Salam kasih dalam Kristus Tuhan,
Ingrid Listiati- katolisitas.org



Share.

About Author

Ingrid Listiati telah menyelesaikan program studi S2 di bidang teologi di Universitas Ave Maria - Institute for Pastoral Theology, Amerika Serikat.

3 Comments

  1. Syalom, pak stef dan bu inggrid. saya
    mohon penjelasan injil Lukas 12:51-53. Yesus membawa perpecahan. Sebelumnya saya ucapkan terima kasih.
    Adi

    [Dari Katolisitas: pertanyaan ini sudah dijawab di atas, silakan klik]

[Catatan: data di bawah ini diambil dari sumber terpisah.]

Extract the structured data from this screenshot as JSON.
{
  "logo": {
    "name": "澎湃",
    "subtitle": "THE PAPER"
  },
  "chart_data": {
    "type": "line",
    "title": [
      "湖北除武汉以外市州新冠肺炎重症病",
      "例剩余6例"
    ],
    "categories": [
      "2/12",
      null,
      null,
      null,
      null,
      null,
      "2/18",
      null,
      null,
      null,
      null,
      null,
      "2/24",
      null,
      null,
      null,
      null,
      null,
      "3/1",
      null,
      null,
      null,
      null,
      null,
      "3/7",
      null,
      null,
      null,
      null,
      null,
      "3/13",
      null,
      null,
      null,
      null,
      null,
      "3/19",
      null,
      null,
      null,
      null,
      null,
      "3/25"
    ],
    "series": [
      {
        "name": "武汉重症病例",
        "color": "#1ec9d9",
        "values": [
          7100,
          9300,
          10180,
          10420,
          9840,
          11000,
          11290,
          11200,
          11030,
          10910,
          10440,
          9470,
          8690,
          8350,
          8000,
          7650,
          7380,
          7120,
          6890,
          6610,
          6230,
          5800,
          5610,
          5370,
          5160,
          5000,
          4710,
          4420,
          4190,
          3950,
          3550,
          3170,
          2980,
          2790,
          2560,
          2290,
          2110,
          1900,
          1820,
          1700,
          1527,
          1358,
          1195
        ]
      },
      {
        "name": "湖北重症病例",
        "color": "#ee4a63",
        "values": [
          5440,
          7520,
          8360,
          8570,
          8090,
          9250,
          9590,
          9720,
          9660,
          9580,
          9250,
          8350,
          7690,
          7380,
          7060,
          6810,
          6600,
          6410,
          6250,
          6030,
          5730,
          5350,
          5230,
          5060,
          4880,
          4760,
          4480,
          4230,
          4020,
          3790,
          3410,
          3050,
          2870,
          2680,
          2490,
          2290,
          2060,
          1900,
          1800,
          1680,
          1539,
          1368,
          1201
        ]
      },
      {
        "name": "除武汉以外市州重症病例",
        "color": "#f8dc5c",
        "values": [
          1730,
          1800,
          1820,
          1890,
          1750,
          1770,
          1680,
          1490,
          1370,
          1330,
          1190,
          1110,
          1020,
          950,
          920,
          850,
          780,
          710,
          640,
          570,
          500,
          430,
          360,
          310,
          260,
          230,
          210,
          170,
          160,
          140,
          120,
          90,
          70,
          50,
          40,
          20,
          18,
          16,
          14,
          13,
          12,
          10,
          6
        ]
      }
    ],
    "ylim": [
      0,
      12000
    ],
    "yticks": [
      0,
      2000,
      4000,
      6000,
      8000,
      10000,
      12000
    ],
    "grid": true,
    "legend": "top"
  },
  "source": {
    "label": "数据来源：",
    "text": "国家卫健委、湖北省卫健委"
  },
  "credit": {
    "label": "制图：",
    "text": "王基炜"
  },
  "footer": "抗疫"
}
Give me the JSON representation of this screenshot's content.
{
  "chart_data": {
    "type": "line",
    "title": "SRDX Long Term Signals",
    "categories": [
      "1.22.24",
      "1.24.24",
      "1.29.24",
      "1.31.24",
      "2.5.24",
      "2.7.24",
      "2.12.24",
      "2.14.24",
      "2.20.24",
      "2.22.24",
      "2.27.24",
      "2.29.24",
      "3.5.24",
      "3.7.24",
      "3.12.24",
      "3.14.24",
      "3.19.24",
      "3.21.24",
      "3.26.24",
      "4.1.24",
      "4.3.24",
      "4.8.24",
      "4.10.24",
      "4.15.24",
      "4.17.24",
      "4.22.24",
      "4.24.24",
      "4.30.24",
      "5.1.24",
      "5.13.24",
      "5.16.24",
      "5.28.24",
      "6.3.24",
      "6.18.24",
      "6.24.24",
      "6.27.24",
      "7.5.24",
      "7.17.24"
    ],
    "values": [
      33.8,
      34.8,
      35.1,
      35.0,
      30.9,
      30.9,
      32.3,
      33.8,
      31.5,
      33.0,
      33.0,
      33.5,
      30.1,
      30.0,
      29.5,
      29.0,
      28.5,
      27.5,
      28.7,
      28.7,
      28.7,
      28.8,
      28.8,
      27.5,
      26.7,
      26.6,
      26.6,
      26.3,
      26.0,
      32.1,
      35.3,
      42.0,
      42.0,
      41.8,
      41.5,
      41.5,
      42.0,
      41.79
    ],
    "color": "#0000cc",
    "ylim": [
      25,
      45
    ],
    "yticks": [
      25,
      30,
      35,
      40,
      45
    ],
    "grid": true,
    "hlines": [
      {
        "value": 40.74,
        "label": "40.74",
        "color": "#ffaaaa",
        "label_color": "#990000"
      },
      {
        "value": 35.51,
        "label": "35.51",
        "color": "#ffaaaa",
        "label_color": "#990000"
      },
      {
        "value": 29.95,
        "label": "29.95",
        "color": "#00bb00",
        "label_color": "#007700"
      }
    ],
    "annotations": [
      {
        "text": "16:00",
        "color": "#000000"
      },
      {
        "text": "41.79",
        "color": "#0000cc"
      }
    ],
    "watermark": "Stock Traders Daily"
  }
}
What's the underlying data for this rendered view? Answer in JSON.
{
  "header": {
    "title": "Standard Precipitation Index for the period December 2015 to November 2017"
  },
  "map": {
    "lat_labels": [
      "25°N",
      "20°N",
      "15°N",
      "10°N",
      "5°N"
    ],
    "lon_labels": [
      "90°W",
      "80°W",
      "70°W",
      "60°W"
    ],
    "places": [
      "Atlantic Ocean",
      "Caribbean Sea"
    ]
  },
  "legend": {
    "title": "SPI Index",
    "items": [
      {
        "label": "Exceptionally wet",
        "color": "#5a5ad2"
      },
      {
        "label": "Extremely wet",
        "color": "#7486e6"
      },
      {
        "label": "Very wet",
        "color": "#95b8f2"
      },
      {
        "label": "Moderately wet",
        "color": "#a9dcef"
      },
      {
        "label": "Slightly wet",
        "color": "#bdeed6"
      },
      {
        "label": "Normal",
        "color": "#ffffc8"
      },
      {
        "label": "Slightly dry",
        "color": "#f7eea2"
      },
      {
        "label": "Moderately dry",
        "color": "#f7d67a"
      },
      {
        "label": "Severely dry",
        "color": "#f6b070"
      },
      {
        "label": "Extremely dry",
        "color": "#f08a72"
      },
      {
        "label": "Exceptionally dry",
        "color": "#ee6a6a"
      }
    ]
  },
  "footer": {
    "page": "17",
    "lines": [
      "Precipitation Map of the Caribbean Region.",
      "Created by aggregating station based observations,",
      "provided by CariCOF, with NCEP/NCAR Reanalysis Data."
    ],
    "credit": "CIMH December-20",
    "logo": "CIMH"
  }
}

    • MENURUT SAYA LUKAS 12:51_53 SAMA SEKALI BELUM DIJAWAB…KARNA JKA PENJELASANNYA SEPERTI ITU,MAKA SAMA SAJA JESUS DINUBUATKAN UNTUK MEMBAWA PEPERANGAN BUKAN KEDAMAIAN SEJATI..!!

      • Shalom Penumbra,
        Terima kasih atas komentarnya. Saya ingin memberikan saran, agar lain kali tidak memakai huruf besar semua dalam menuliskan pesan, karena dalam internet sama saja berteriak. Saya yakin anda mempunyai maksud baik untuk berdiskusi.
        Kalau boleh, silakan memberikan alasan yang lebih jelas, di bagian manakah dari pertanyaan di atas yang belum terjawab? Kalau mau jelas, mungkin anda dapat memberikan definisi kata “damai sejati”. Semoga dengan keterangan tambahan dari anda, maka diskusi dapat berjalan dengan baik. Semoga dapat diterima.